As you may recall, this is not Won The West's first big win this year. Earlier this season, he won the Winbak Pace at Delaware (defeating Mr Big) , the Breeders Crown Aged Open Pace at The Meadowlands (beating Mr Big, Shadow Play, Art Official and Shark Gesture) as well as capturing an elimination for the Canadian Pacing Derby. While WTW has always been a solid race horse, this five year old has really blossomed this year and will be a serious player in this division for a long time to come.

Congratulations to Mister Big who became harness racing's second $4 million dollar horse with his third place finish in the Quillen. Mister Big's racing career is coming quickly to an end so he may join the stallion ranks in Ontario. Hopefully, he will have a successful stallion career with breeders looking to bred to a stallion who shows the ability to race a long career, grinding out victories. As a tribute to Mister Big, we bring you one of his victories this year, the Allerage Pace at The Red Mile.

4 comments:

Scooter D said...

WTW was great Monday PG, no way did I expect him to get by Foiled Again off that slow half. WTW is proving to be a threat on all size tracks when it looked like earlier in his career he was a one run horse that liked the big tracks.
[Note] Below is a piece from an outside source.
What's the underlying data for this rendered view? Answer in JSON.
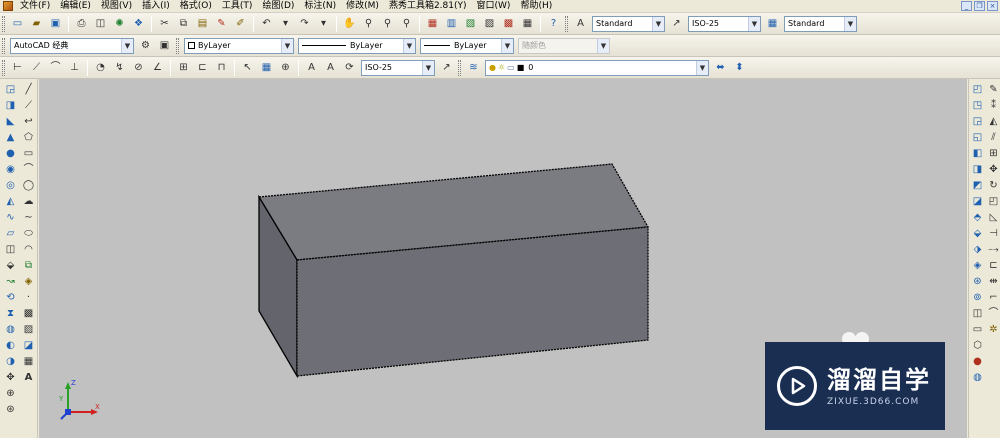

Kudos to the second 4 million dollar horse. Still waiting to see if that was his last race. The Allerage was special, he looked beat at the 3/4's.

riceownz2 said...

Do we think WTW is better this year because of the driver change? I think Greg Grismore is a great driver but maybe not up to the standards of the "star" drivers. Or is this a case of the horse maturing and just flat out being better this year?

That Blog Guy said...

My guess is it is mostly the horse maturing. I am not sure the driving change was to get a better driver or a driver willing/able to drive the horse wherever he is racing. Some drivers can't or are unwilling to give up a whole night of driving at a raceway to go race elsewhere for one race.

JLB said...

Greg Grismore was a star at Northfield, just ordinary everywhere else. I think the driver changes have made a big difference.